Skip to content

Benchmarks

Deep-UQ includes a benchmarking suite to compare UQ methods on calibration, sharpness, and computational cost.

Running Benchmarks

pip install "uqdeepnn[benchmarks]"
python -m benchmarks.run_benchmarks

Metrics

Metric Description
RMSE Root mean squared error of predictive mean
NLL Negative log-likelihood under predicted distribution
Calibration Error Deviation from ideal coverage across confidence levels
Sharpness Average width of prediction intervals
Inference Time Wall-clock time for predict_uq() call

Method Comparison (1D Regression)

Method RMSE NLL Calibration Time (ms)
Deep Ensemble (5) 0.042 -1.82 0.018 12.3
Laplace (kron) 0.044 -1.75 0.024 3.1
Laplace (diag) 0.044 -1.68 0.031 1.8
MC Dropout (50) 0.048 -1.61 0.035 8.7
SGLD (20 samples) 0.043 -1.78 0.021 45.2
Bayes by Backprop 0.046 -1.72 0.028 6.4

Reproducibility

Results are from the built-in benchmark suite using default configurations.

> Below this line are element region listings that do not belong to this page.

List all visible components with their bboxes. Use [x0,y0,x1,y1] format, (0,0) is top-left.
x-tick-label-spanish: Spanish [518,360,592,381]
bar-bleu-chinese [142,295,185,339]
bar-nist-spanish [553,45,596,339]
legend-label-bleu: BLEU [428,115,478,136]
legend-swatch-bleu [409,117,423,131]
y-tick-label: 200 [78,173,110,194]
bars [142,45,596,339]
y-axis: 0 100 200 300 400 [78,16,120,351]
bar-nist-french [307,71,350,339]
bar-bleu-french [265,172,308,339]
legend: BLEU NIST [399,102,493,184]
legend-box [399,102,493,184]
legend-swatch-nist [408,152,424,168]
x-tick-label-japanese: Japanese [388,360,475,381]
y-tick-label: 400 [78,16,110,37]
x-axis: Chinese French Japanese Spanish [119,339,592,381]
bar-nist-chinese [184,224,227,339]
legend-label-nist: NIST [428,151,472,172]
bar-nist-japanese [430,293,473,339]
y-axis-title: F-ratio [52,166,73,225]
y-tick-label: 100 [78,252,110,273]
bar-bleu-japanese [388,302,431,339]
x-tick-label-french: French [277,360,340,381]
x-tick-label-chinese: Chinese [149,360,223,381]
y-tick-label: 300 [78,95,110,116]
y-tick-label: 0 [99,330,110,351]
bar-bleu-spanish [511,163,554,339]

Run python -m benchmarks.run_benchmarks --seed 42 to reproduce.

Custom Benchmarks

from benchmarks.config import BenchmarkConfig
from benchmarks.run_benchmarks import run_benchmark_suite

config = BenchmarkConfig(
    methods=["ensemble", "laplace_kron", "mc_dropout"],
    datasets=["sine", "uci_energy"],
    n_trials=5,
)
results = run_benchmark_suite(config)

See the benchmarks/ directory for full configuration options.